We need to explore and ascertain if there is a statistically significant difference in the activity patterns bewtween weekdays and weekends.
new_act_data$day <- ifelse(weekdays(new_act_data$date) %in% c("Saturday", "Sunday"), "weekend", "weekday")
Next we create two subsets, one containing the weekend and one containing the weekday data:
wend <- filter(new_act_data, day == "weekend")
wday <- filter(new_act_data, day == "weekday")
Since the day column is lots during the grouping, we add it again to the wend and wday dataframes. Lastly, we merge both data sets into one named new_int
wend <- wend %>%
group_by(interval) %>%
summarize(mean.steps = mean(steps))
wend$day <- "weekend"
wday <- wday %>%
group_by(interval) %>%
summarize(mean.steps = mean(steps))
wday$day <- "weekday"
new_int <- rbind(wend, wday)
new_int$day <- as.factor(new_int$day)
new_int$day <- relevel(new_int$day, "weekend")

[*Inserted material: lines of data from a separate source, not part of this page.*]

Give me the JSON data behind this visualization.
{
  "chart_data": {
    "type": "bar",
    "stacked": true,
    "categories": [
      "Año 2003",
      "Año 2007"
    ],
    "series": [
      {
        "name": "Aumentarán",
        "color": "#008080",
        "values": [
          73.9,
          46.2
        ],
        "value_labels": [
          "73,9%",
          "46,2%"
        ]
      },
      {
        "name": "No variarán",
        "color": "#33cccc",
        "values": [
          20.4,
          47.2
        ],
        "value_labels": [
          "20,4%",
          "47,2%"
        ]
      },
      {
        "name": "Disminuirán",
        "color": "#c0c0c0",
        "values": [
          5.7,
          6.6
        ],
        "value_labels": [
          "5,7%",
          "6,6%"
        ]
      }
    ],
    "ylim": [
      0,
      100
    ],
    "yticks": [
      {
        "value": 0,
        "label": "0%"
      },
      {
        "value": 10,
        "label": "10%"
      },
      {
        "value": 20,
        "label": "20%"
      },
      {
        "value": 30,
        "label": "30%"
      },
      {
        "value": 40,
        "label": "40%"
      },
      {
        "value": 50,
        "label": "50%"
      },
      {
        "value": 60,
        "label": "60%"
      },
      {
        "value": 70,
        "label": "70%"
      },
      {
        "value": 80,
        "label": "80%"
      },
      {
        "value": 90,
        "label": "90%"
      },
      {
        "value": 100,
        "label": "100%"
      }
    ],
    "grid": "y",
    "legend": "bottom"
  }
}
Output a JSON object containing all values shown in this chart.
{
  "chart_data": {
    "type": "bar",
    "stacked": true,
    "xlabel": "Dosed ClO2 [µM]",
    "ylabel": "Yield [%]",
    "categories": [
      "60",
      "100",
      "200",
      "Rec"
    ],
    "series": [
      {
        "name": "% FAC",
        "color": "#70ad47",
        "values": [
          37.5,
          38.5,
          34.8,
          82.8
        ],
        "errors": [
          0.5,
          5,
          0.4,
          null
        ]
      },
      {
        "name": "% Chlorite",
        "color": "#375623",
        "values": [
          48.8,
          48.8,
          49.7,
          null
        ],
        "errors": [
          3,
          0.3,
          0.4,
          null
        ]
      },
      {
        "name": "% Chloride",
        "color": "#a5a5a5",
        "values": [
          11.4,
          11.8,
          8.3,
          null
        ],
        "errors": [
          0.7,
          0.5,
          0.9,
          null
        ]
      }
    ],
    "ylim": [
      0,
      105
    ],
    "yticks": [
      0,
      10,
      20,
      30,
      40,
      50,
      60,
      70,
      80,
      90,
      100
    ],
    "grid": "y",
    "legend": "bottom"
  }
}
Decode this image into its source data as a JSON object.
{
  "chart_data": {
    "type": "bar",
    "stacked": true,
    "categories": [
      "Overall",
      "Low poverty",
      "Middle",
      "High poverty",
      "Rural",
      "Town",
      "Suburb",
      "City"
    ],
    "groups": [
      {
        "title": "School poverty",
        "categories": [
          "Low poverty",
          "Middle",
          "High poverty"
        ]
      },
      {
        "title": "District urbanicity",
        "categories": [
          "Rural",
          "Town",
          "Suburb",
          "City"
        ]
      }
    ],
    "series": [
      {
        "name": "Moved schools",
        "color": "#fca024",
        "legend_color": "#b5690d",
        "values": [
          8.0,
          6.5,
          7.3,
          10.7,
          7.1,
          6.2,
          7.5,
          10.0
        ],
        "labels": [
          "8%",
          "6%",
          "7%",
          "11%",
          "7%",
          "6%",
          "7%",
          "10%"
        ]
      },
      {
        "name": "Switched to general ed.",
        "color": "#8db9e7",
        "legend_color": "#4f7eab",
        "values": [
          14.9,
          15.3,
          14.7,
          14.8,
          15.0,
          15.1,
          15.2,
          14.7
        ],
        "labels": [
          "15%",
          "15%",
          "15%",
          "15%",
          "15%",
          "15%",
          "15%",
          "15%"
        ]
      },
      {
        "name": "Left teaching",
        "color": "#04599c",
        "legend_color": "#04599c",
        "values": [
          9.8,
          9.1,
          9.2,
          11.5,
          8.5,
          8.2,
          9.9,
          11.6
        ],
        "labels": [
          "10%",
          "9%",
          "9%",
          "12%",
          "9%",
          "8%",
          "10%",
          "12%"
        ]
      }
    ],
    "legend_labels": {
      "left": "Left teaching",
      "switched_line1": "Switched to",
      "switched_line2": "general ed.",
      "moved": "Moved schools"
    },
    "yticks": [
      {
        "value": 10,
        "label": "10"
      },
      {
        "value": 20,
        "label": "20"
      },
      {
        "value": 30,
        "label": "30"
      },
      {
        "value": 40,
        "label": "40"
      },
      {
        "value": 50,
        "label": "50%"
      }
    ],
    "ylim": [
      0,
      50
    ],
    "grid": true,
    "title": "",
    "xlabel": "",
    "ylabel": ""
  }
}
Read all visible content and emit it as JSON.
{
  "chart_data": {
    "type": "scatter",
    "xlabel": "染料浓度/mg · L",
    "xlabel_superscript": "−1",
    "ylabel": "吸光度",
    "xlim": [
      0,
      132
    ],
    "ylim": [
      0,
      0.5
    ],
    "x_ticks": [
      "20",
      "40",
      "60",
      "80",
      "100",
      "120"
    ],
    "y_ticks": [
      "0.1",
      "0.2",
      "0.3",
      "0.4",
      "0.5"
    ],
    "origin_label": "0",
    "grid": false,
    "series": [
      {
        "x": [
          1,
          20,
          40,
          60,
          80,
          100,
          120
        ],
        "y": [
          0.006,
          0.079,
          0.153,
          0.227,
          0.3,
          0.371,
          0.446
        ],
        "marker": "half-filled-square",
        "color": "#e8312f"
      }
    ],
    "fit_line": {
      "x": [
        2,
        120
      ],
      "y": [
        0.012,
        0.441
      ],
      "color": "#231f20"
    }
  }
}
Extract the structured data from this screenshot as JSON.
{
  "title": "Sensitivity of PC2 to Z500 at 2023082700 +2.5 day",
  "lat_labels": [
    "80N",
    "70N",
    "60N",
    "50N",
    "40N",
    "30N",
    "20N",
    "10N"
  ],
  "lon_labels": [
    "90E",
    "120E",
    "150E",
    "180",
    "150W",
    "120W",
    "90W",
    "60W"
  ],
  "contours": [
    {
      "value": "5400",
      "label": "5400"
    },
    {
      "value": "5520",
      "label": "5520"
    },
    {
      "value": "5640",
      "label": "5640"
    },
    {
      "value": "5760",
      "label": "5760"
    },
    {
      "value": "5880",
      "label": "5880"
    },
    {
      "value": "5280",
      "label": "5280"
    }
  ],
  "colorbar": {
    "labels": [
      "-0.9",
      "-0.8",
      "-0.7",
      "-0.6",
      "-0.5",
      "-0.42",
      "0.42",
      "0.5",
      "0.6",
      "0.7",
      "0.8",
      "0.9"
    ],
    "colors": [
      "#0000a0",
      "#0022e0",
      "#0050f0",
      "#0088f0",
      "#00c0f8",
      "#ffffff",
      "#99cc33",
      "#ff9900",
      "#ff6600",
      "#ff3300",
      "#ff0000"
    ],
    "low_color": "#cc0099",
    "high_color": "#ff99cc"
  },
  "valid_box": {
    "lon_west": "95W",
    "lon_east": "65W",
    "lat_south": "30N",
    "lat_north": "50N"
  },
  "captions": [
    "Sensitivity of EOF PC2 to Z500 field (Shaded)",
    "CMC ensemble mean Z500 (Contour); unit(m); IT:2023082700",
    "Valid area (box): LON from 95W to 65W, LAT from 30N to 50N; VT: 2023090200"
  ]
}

The two panel plot is now created, using the day column as a factor to spearate the weekday from the weekend timeseries.
g <- ggplot (new_int, aes (interval, mean.steps))
g + geom_line() + facet_grid (day~.) + theme(axis.text = element_text(size = 12),
axis.title = element_text(size = 14)) + labs(y = "Number of Steps") + labs(x = "Interval")
There is a marked difference between weekday and weekend activity with the weeekend showing more activity. There variance during the weelends is lower than during weekdays.